Globalton
It’s Steve Yegge’s fault that I was rethinking the singleton pattern. I read his Singleton Considered Stupid post in early 2008 with the rest of the proggit before it devolved into a memetic garbage patch. Yegge’s rant ends with a note about design patterns that curled up in my hindbrain and has been whispering to me since:
The problem is, about 1/3 to 1/2 of them [design patterns] were basically cover-ups for deficiencies in C++ that don’t exist in other languages. Although I’m not a huge Perl fan anymore, I have to admit the Perl community caught on to this first (or at least funniest). They pointed out that many of these so-called patterns were actually an implementation of Functional Programming in C++.
I’ve had the ranty discussions about how the singleton could be better known as globalton typical of any developer who’s heard that joke:
I’ve never understood why people bother with all that mucking around with instances. Just tag the object initialization on to the end some startup script like the database initialization and add ‘global $map;’ anytime you want to access it. It’s a global variable; most languages have very succinct idioms for managing those, unfortunately.
Singleton has a very small niche managing some hardware access and then is abused approximately all of the time as a noisy version of global variables. Seeing this over and over kept me thinking about whether design patterns are indeed mostly a standard set of tools for working around language deficiencies. (ObSlander: It’d certainly explain the Java community’s fixation on them.)
I’ve had an urge to reread Design Patterns and work through them in a high-level language like Ruby or, better, JavaScript.

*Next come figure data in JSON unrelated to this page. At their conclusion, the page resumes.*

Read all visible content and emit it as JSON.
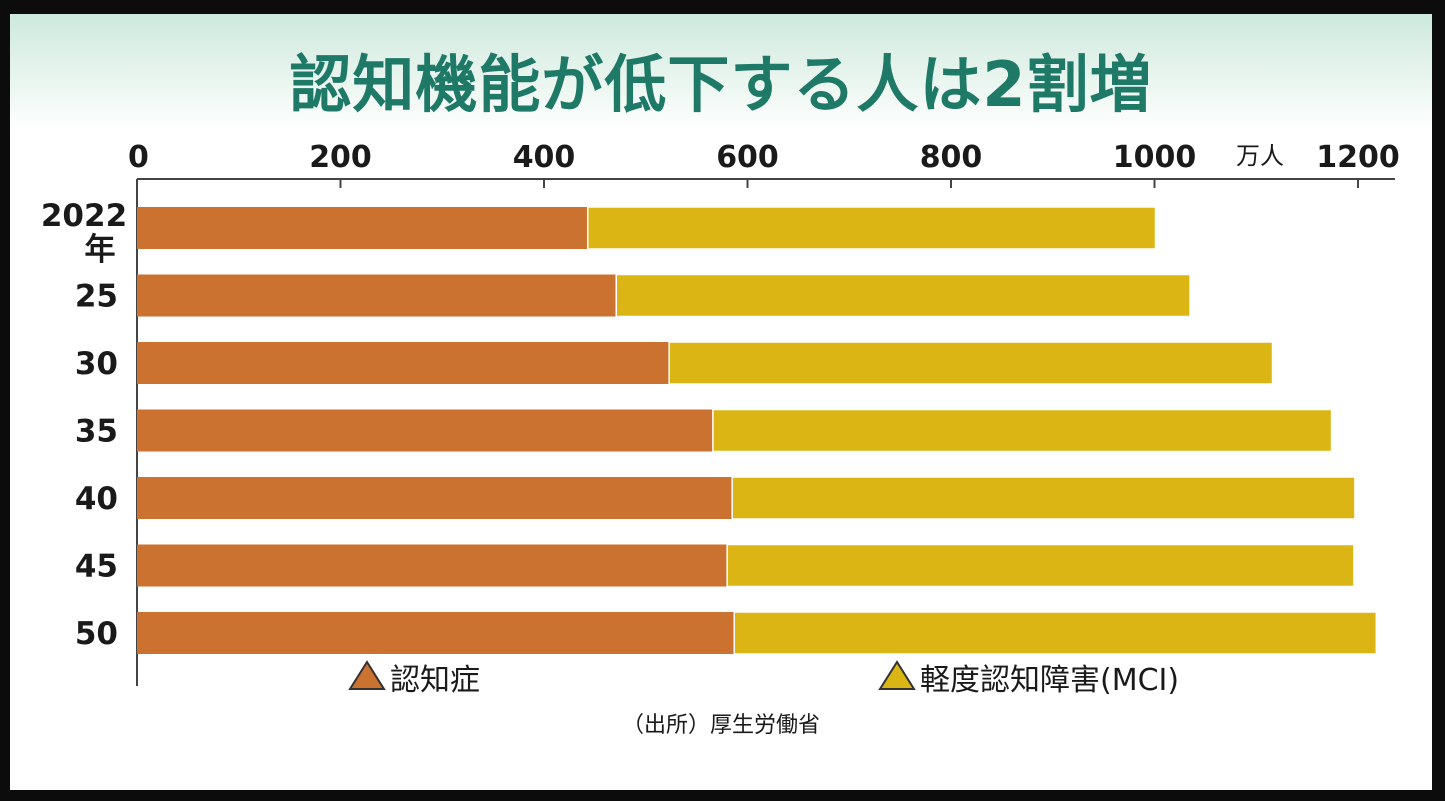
{
  "chart_data": {
    "type": "bar",
    "orientation": "horizontal",
    "stacked": true,
    "title": "認知機能が低下する人は2割増",
    "unit": "万人",
    "categories": [
      "2022年",
      "25",
      "30",
      "35",
      "40",
      "45",
      "50"
    ],
    "series": [
      {
        "name": "認知症",
        "values": [
          443,
          471,
          523,
          566,
          585,
          580,
          587
        ],
        "color": "#cc7230"
      },
      {
        "name": "軽度認知障害(MCI)",
        "values": [
          558,
          564,
          593,
          608,
          612,
          616,
          631
        ],
        "color": "#dbb514"
      }
    ],
    "xlim": [
      0,
      1200
    ],
    "xticks": [
      0,
      200,
      400,
      600,
      800,
      1000,
      1200
    ],
    "legend_position": "bottom",
    "source": "（出所）厚生労働省",
    "grid": false
  }
}
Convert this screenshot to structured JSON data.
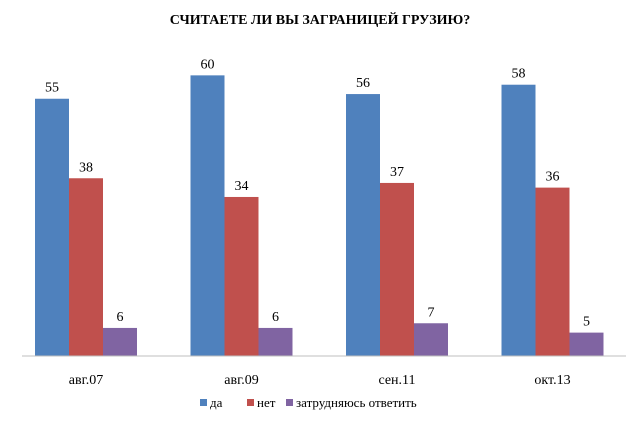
{
  "chart_data": {
    "type": "bar",
    "title": "СЧИТАЕТЕ ЛИ ВЫ ЗАГРАНИЦЕЙ ГРУЗИЮ?",
    "categories": [
      "авг.07",
      "авг.09",
      "сен.11",
      "окт.13"
    ],
    "series": [
      {
        "name": "да",
        "values": [
          55,
          60,
          56,
          58
        ],
        "color": "#4f81bd"
      },
      {
        "name": "нет",
        "values": [
          38,
          34,
          37,
          36
        ],
        "color": "#c0504d"
      },
      {
        "name": "затрудняюсь ответить",
        "values": [
          6,
          6,
          7,
          5
        ],
        "color": "#8064a2"
      }
    ],
    "ylim": [
      0,
      62
    ],
    "grid": false,
    "legend_position": "bottom",
    "data_labels": true
  }
}
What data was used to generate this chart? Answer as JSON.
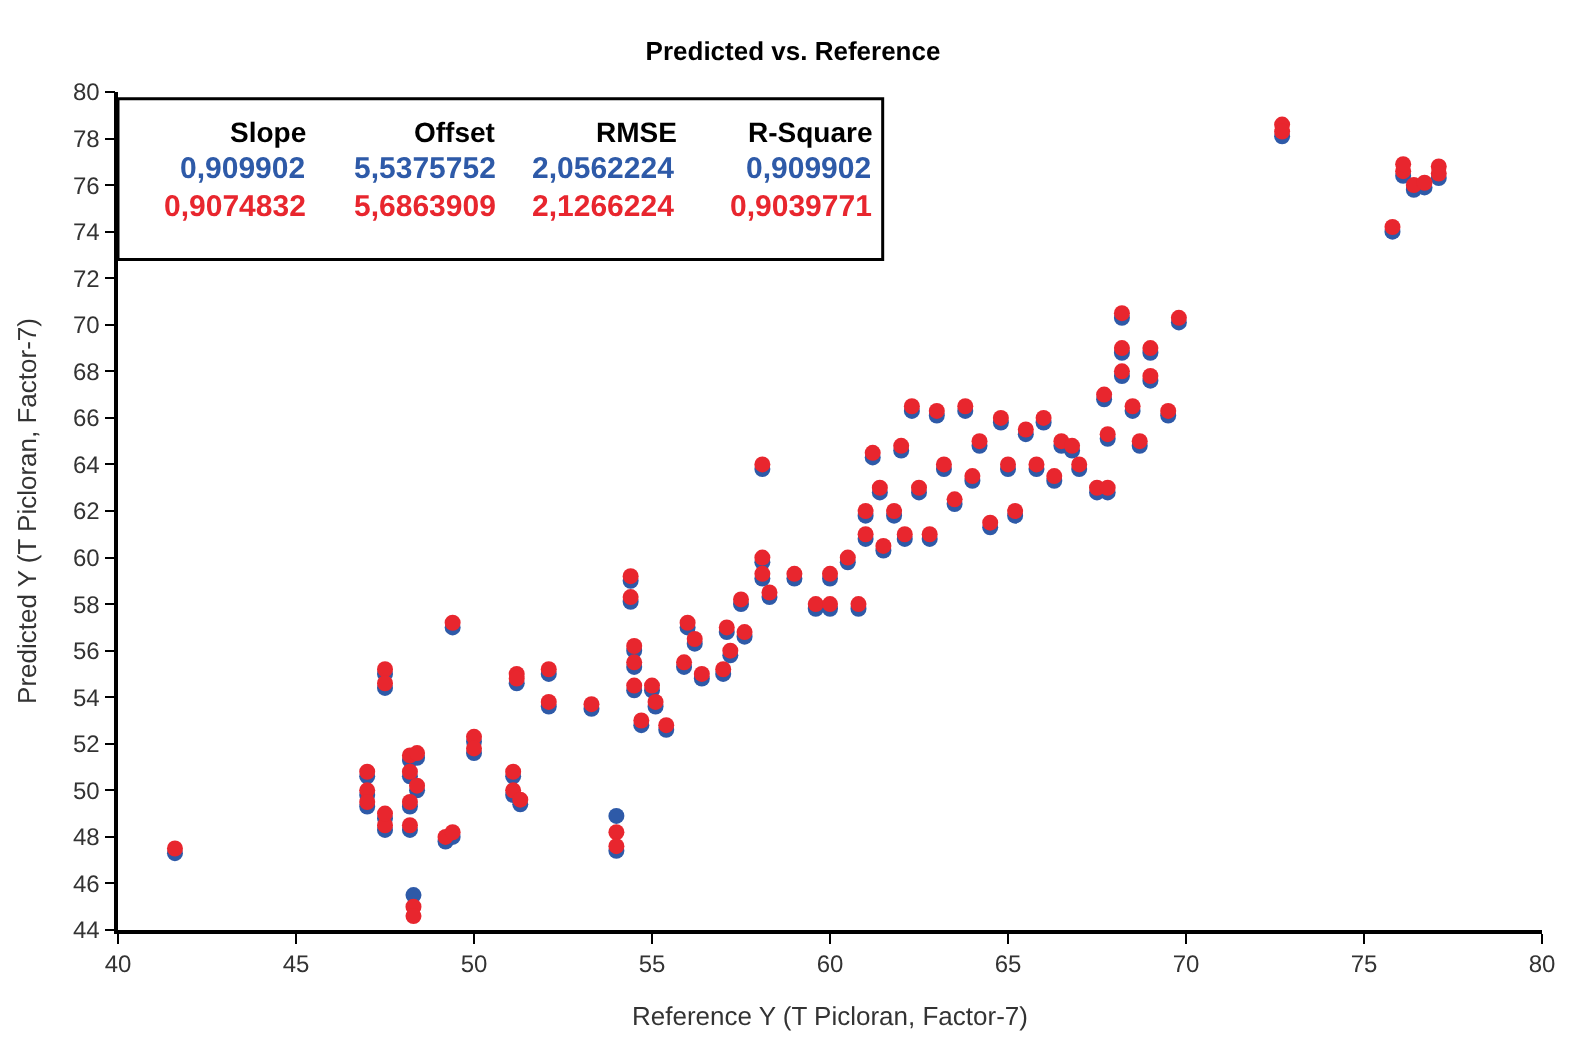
{
  "chart_data": {
    "type": "scatter",
    "title": "Predicted vs. Reference",
    "xlabel": "Reference Y (T Picloran, Factor-7)",
    "ylabel": "Predicted Y (T Picloran, Factor-7)",
    "xlim": [
      40,
      80
    ],
    "xticks": [
      40,
      45,
      50,
      55,
      60,
      65,
      70,
      75,
      80
    ],
    "ylim": [
      44,
      80
    ],
    "yticks": [
      44,
      46,
      48,
      50,
      52,
      54,
      56,
      58,
      60,
      62,
      64,
      66,
      68,
      70,
      72,
      74,
      76,
      78,
      80
    ],
    "marker": "circle",
    "annotations": [
      "Slope",
      "Offset",
      "RMSE",
      "R-Square",
      "0,909902",
      "5,5375752",
      "2,0562224",
      "0,909902",
      "0,9074832",
      "5,6863909",
      "2,1266224",
      "0,9039771"
    ],
    "x": [
      41.6,
      47.0,
      47.0,
      47.0,
      47.5,
      47.5,
      47.5,
      47.5,
      48.2,
      48.2,
      48.2,
      48.2,
      48.3,
      48.3,
      48.4,
      48.4,
      49.2,
      49.4,
      49.4,
      50.0,
      50.0,
      51.1,
      51.1,
      51.2,
      51.2,
      51.3,
      52.1,
      52.1,
      53.3,
      54.0,
      54.0,
      54.4,
      54.4,
      54.5,
      54.5,
      54.5,
      54.7,
      55.0,
      55.1,
      55.4,
      55.9,
      56.0,
      56.2,
      56.4,
      57.1,
      57.0,
      57.2,
      57.5,
      57.6,
      58.1,
      58.1,
      58.1,
      58.3,
      59.0,
      59.6,
      60.0,
      60.0,
      60.5,
      60.8,
      61.0,
      61.0,
      61.2,
      61.4,
      61.5,
      61.8,
      62.0,
      62.1,
      62.3,
      62.5,
      62.8,
      63.0,
      63.2,
      63.5,
      63.8,
      64.0,
      64.2,
      64.5,
      64.8,
      65.0,
      65.2,
      65.5,
      65.8,
      66.0,
      66.3,
      66.5,
      66.8,
      67.0,
      67.5,
      67.8,
      67.7,
      67.8,
      68.2,
      68.2,
      68.2,
      68.5,
      68.7,
      69.0,
      69.0,
      69.5,
      69.8,
      72.7,
      72.7,
      75.8,
      76.1,
      76.1,
      76.4,
      76.7,
      77.1,
      77.1
    ],
    "series": [
      {
        "color": "#2e5aa8",
        "values": [
          47.3,
          50.6,
          49.8,
          49.3,
          48.3,
          48.8,
          55.0,
          54.4,
          51.3,
          50.6,
          49.3,
          48.3,
          45.5,
          null,
          51.4,
          50.0,
          47.8,
          48.0,
          57.0,
          52.1,
          51.6,
          50.6,
          49.8,
          null,
          54.6,
          49.4,
          55.0,
          53.6,
          53.5,
          48.9,
          47.4,
          59.0,
          58.1,
          56.0,
          55.3,
          54.3,
          52.8,
          54.3,
          53.6,
          52.6,
          55.3,
          57.0,
          56.3,
          54.8,
          56.8,
          55.0,
          55.8,
          58.0,
          56.6,
          63.8,
          59.8,
          59.1,
          58.3,
          59.1,
          57.8,
          57.8,
          59.1,
          59.8,
          57.8,
          60.8,
          61.8,
          64.3,
          62.8,
          60.3,
          61.8,
          64.6,
          60.8,
          66.3,
          62.8,
          60.8,
          66.1,
          63.8,
          62.3,
          66.3,
          63.3,
          64.8,
          61.3,
          65.8,
          63.8,
          61.8,
          65.3,
          63.8,
          65.8,
          63.3,
          64.8,
          64.6,
          63.8,
          62.8,
          62.8,
          66.8,
          65.1,
          70.3,
          68.8,
          67.8,
          66.3,
          64.8,
          67.6,
          68.8,
          66.1,
          70.1,
          null,
          78.1,
          74.0,
          76.4,
          null,
          75.8,
          75.9,
          null,
          76.3
        ]
      },
      {
        "color": "#e8262e",
        "values": [
          47.5,
          50.8,
          50.0,
          49.5,
          48.5,
          49.0,
          55.2,
          54.6,
          51.5,
          50.8,
          49.5,
          48.5,
          45.0,
          44.6,
          51.6,
          50.2,
          48.0,
          48.2,
          57.2,
          52.3,
          51.8,
          50.8,
          50.0,
          55.0,
          54.8,
          49.6,
          55.2,
          53.8,
          53.7,
          48.2,
          47.6,
          59.2,
          58.3,
          56.2,
          55.5,
          54.5,
          53.0,
          54.5,
          53.8,
          52.8,
          55.5,
          57.2,
          56.5,
          55.0,
          57.0,
          55.2,
          56.0,
          58.2,
          56.8,
          64.0,
          60.0,
          59.3,
          58.5,
          59.3,
          58.0,
          58.0,
          59.3,
          60.0,
          58.0,
          61.0,
          62.0,
          64.5,
          63.0,
          60.5,
          62.0,
          64.8,
          61.0,
          66.5,
          63.0,
          61.0,
          66.3,
          64.0,
          62.5,
          66.5,
          63.5,
          65.0,
          61.5,
          66.0,
          64.0,
          62.0,
          65.5,
          64.0,
          66.0,
          63.5,
          65.0,
          64.8,
          64.0,
          63.0,
          63.0,
          67.0,
          65.3,
          70.5,
          69.0,
          68.0,
          66.5,
          65.0,
          67.8,
          69.0,
          66.3,
          70.3,
          78.6,
          78.3,
          74.2,
          76.6,
          76.9,
          76.0,
          76.1,
          76.8,
          76.5
        ]
      }
    ]
  }
}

But it turns out, as usual, that Peter Norvig is way ahead, with a 1998 presentation on design patterns in dynamic language noting that in some languages design patterns are simply invisible. Unfortunately he didn’t leave behind a detailed pronouncement of opinion as to the value remaining in design patterns when a language invisibly supports the most common patterns at the least, so I suppose I still have the exercise ahead of me.